Tuesday, June 11, 2013

Excellence and commnication

I was talking to an old friend on the weekend.  This friend has been very successful in an international career and is now leading a major regional cultural centre.  The centre receives funding from a local regional government and as part of the renewed funding arrangement, a review was conducted.  One of the problems is that the tool being used to conduct the review is designed for social and community programs, not cultural programs.  The criteria and the scoring of the criteria is skewed towards social outcomes.  The results of the review did not reflect the mandate or the actual impact the centre has had on it's audience.

The real problem is that the tool is mandatory, and contributes to funding and resource decisions.  The centre is faced with a dilemma.  How does it tell it's story to a funder who is using a skewed assessment tool.  The real dilemma is that the cultural centre measures it's impact on cultural excellence criteria and the local government is measuring excellence based on social impact and there is no translation available.

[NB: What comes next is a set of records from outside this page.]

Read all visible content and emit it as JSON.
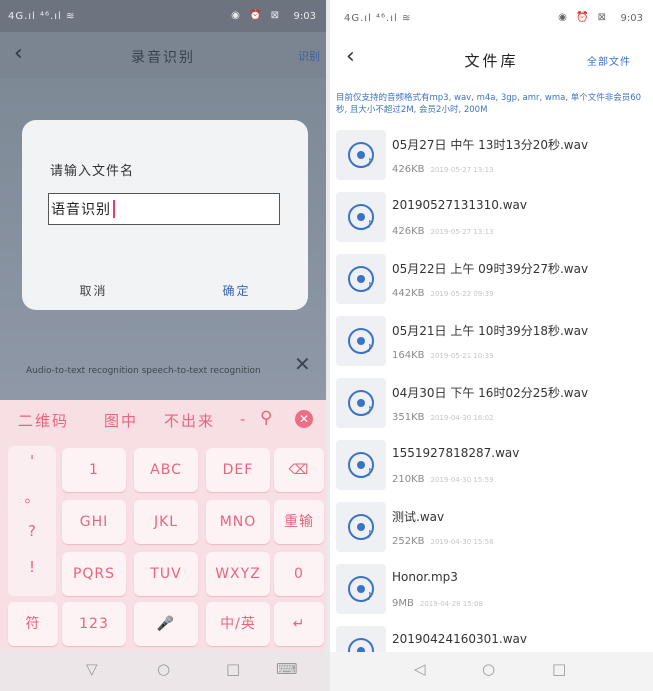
{
  "left": {
    "status": {
      "signal": "4G.ıl ⁴⁶.ıl ≋",
      "icons": "◉ ⏰ ⊠",
      "time": "9:03"
    },
    "nav": {
      "back_icon": "chevron-left-icon",
      "title": "录音识别",
      "right_label": "识别"
    },
    "background": {
      "text": "Audio-to-text recognition speech-to-text recognition",
      "close_icon": "close-icon"
    },
    "dialog": {
      "title": "请输入文件名",
      "input_value": "语音识别",
      "cancel_label": "取消",
      "ok_label": "确定"
    },
    "keyboard": {
      "candidates": [
        "二维码",
        "图中",
        "不出来",
        "-"
      ],
      "search_icon": "search-icon",
      "close_icon": "close-icon",
      "punct": [
        "'",
        "。",
        "?",
        "!"
      ],
      "keys": {
        "k1": "1",
        "abc": "ABC",
        "def": "DEF",
        "del": "⌫",
        "ghi": "GHI",
        "jkl": "JKL",
        "mno": "MNO",
        "reenter": "重输",
        "pqrs": "PQRS",
        "tuv": "TUV",
        "wxyz": "WXYZ",
        "zero": "0",
        "symbol": "符",
        "num": "123",
        "mic": "🎤",
        "lang": "中/英",
        "enter": "↵"
      }
    },
    "sysnav": {
      "back": "▽",
      "home": "○",
      "recent": "□",
      "kb": "⌨"
    }
  },
  "right": {
    "status": {
      "signal": "4G.ıl ⁴⁶.ıl ≋",
      "icons": "◉ ⏰ ⊠",
      "time": "9:03"
    },
    "nav": {
      "back_icon": "chevron-left-icon",
      "title": "文件库",
      "all_files": "全部文件"
    },
    "notice": "目前仅支持的音频格式有mp3, wav, m4a, 3gp, amr, wma, 单个文件非会员60秒, 且大小不超过2M, 会员2小时, 200M",
    "files": [
      {
        "name": "05月27日 中午 13时13分20秒.wav",
        "size": "426KB",
        "date": "2019-05-27 13:13"
      },
      {
        "name": "20190527131310.wav",
        "size": "426KB",
        "date": "2019-05-27 13:13"
      },
      {
        "name": "05月22日 上午 09时39分27秒.wav",
        "size": "442KB",
        "date": "2019-05-22 09:39"
      },
      {
        "name": "05月21日 上午 10时39分18秒.wav",
        "size": "164KB",
        "date": "2019-05-21 10:39"
      },
      {
        "name": "04月30日 下午 16时02分25秒.wav",
        "size": "351KB",
        "date": "2019-04-30 16:02"
      },
      {
        "name": "1551927818287.wav",
        "size": "210KB",
        "date": "2019-04-30 15:59"
      },
      {
        "name": "测试.wav",
        "size": "252KB",
        "date": "2019-04-30 15:58"
      },
      {
        "name": "Honor.mp3",
        "size": "9MB",
        "date": "2019-04-28 15:08"
      },
      {
        "name": "20190424160301.wav",
        "size": "",
        "date": ""
      }
    ],
    "sysnav": {
      "back": "◁",
      "home": "○",
      "recent": "□"
    }
  }
}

If we are going to promote excellence in our organization, we need to understand what "excellence" means and it may have different meanings.  The goal of management is to be able to communicate what excellence is - there needs to be a performance measurement system in place that reinforces excellence and promotes aligned responses.  That does not mean that every program or department has to have the same definition, but it does mean that there has to be communication between managers and executives to ensure that everyone is on the same page.  Whatever framework you use to communicate - it must be one that everyone understands.